Bei einer Rede am Dienstag legte Lukaschenko zudem nach. Er räumte ein, dass alle Beteiligten die Gefahr der Eskalation des Konflikts anfangs falsch eingeschätzt hätten. Die Beteiligten hätten geglaubt, dass sich die Situation so lösen lasse. Daher seien weder er noch Putin oder Prigoschin als "Helden" zu bezeichnen. Zwei Menschen seien "aufeinandergeprallt", sagte er mit Blick auf Putin und Prigoschin. "In diesem Fall gibt es keine Helden", fügte Lukaschenko hinzu und kritisierte damit auch Kreml-Chef Putin.
Wladimir Putin
Für den russischen Präsidenten war es indes der größte Gesichtsverlust in seiner bisherigen Amtszeit. "Putin und der Staat haben einen schweren Schlag erlitten, der erhebliche Auswirkungen auf das Regime haben wird", sagte Tatjana Stanowaja, Gründerin des Analysezentrums R.Politik. Für US-Außenminister Antony Blinken hat der abgebrochene Aufstand "tiefgehende Fragen" aufgeworfen und "echte Risse" gezeigt.

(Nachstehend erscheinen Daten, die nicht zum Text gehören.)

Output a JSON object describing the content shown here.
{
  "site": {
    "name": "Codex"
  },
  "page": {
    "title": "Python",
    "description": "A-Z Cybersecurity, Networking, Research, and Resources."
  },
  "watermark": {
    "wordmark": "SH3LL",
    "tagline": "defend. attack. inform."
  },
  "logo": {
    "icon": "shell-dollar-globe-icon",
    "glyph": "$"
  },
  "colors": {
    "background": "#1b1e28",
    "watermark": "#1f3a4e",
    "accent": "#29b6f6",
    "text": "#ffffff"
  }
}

Am Montag war in einer spät-abendlichen TV-Ansprache davon aber freilich nichts zu merken. "Ich danke allen Soldaten, Mitarbeitern der Geheimdienste, die sich den Aufständischen in den Weg gestellt haben", sagte Putin. Auf seinen Befehl hin sei alles getan worden, um Blutvergießen zu verhindern. "Das hat Zeit gebraucht", sagte Putin. "Der bewaffnete Aufstand wäre auch so zerschlagen worden."
Am Samstag hatte Putin erklärt, die Organisatoren des Aufstands hätten ihre Untergebenen betrogen. "Sie haben sie belogen, in den Tod getrieben und dazu, das Feuer auf ihre eigenen Leute zu richten." Genau dieses Phänomen – den Brudermord – würden Russlands Feinde sich erhoffen. Doch Russland werde sich nicht erpressen und Unruhe im Land stiften lassen. Putin dankte der Bevölkerung und den Sicherheitskräften, sich zum Schutz des Vaterlands geeint zu haben.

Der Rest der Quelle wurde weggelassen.